The one sequence which really does show any part of the process of a painter painting is easily the most interesting of the film, but it hints at a kind of fatal demystification to which modern methods of working are particularly subject. The process of painting no longer seems like that of an artist creating from sheer, inner self. With Pollock there came the negation of the easel and, for the most part, the brush. De Kooning spent almost as much time scraping rejected versions of his Women off the canvas as painting them onto it. Here, Larry Poons--who looks like a football lineman but, the film tells us, actually began as a part-time short order cook--is shown completing a canvas onto which he had sloshed buckets of paint while it was taped to the floor. We see Poons and an assistant peeling the finished canvas from the floor, rolling it up and taking it to a frame to be cropped. For all its supposed inaccessibility, this sort of painting is closer to everyday physical labor than any in the past. Canvases are manhandled like pieces of building material, and the studio has become as cluttered as a factory workshop. The kind of decisions the artist makes no longer face him with each brush stroke: this is the painting of accident and subsequent discovery, where the giving of shape and scale to the canvas are the essential choices.
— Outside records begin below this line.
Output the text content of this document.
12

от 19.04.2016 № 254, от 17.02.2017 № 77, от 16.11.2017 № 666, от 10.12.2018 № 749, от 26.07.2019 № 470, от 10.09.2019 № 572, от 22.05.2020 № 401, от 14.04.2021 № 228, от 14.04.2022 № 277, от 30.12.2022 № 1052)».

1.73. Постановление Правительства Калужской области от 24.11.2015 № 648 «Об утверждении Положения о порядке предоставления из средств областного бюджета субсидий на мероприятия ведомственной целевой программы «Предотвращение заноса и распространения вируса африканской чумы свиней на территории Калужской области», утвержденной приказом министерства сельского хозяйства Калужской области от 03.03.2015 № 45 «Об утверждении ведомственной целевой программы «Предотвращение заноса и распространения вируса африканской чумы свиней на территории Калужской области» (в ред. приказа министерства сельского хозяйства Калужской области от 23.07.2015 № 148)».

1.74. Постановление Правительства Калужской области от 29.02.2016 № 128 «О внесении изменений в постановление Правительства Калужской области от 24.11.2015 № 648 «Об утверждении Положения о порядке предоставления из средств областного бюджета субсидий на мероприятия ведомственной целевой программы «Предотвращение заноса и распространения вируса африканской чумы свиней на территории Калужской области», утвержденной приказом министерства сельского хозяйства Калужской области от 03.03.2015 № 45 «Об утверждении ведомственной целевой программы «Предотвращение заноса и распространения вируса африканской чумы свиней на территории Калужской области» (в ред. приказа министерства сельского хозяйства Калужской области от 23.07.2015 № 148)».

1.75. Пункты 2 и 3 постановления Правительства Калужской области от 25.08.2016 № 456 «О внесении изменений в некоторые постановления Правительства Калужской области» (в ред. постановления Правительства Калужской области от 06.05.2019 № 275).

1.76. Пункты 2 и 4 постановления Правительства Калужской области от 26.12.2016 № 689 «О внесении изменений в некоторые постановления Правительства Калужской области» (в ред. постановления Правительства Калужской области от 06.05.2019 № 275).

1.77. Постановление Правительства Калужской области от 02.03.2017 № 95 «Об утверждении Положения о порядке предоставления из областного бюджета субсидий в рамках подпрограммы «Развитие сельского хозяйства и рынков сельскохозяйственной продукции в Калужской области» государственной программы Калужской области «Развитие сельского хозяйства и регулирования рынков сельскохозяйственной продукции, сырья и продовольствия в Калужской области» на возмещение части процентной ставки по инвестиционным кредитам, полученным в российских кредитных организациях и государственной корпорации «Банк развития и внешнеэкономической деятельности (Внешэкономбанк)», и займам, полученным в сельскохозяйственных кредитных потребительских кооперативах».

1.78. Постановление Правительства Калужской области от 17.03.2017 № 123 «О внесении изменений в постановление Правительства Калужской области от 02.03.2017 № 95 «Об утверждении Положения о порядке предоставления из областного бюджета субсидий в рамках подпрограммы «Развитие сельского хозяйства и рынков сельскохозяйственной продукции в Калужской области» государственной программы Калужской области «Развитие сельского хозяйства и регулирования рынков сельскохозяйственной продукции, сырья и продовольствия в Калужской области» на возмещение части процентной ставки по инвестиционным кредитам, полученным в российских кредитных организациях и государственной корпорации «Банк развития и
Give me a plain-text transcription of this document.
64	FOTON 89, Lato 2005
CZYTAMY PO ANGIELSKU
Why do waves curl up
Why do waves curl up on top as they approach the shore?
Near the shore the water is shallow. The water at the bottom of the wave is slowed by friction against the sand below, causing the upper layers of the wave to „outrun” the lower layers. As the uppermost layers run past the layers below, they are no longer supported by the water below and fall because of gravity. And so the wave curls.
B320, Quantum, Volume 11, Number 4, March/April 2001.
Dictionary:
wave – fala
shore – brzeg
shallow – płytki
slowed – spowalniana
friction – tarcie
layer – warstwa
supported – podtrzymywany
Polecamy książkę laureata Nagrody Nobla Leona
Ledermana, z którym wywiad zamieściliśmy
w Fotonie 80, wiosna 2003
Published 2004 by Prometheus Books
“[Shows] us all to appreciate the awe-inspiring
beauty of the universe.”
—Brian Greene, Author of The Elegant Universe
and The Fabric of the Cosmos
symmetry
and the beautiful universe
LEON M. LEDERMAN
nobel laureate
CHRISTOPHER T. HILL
The viewer is likely to feel cheated, however, when he sees Poons making this type of choice by intuition, standing in front of the painting, or when he hears how Robert Motherwell stumbled on the whole idea for his "Open Series," by observing the proportion of two canvases leaning together on his studio wall and tracing the shape of the smaller on top of the larger. Without explanation this kind of decision is likely to seem an abandonment of the painter's role.
What De Antonio's film fails to do above all is to provide through the interviews discussion of the reasons that artists have chosen to make their paintings this way. And to have done that would also have meant to depict the painters themselves in greater depth.
For all the rich new material and inherent possibilities which it contains, Painters Painting manages only to hint at the complex experience which is painting today, and neither delineates the shape of painting's current preoccupations nor reveals the artists themselves.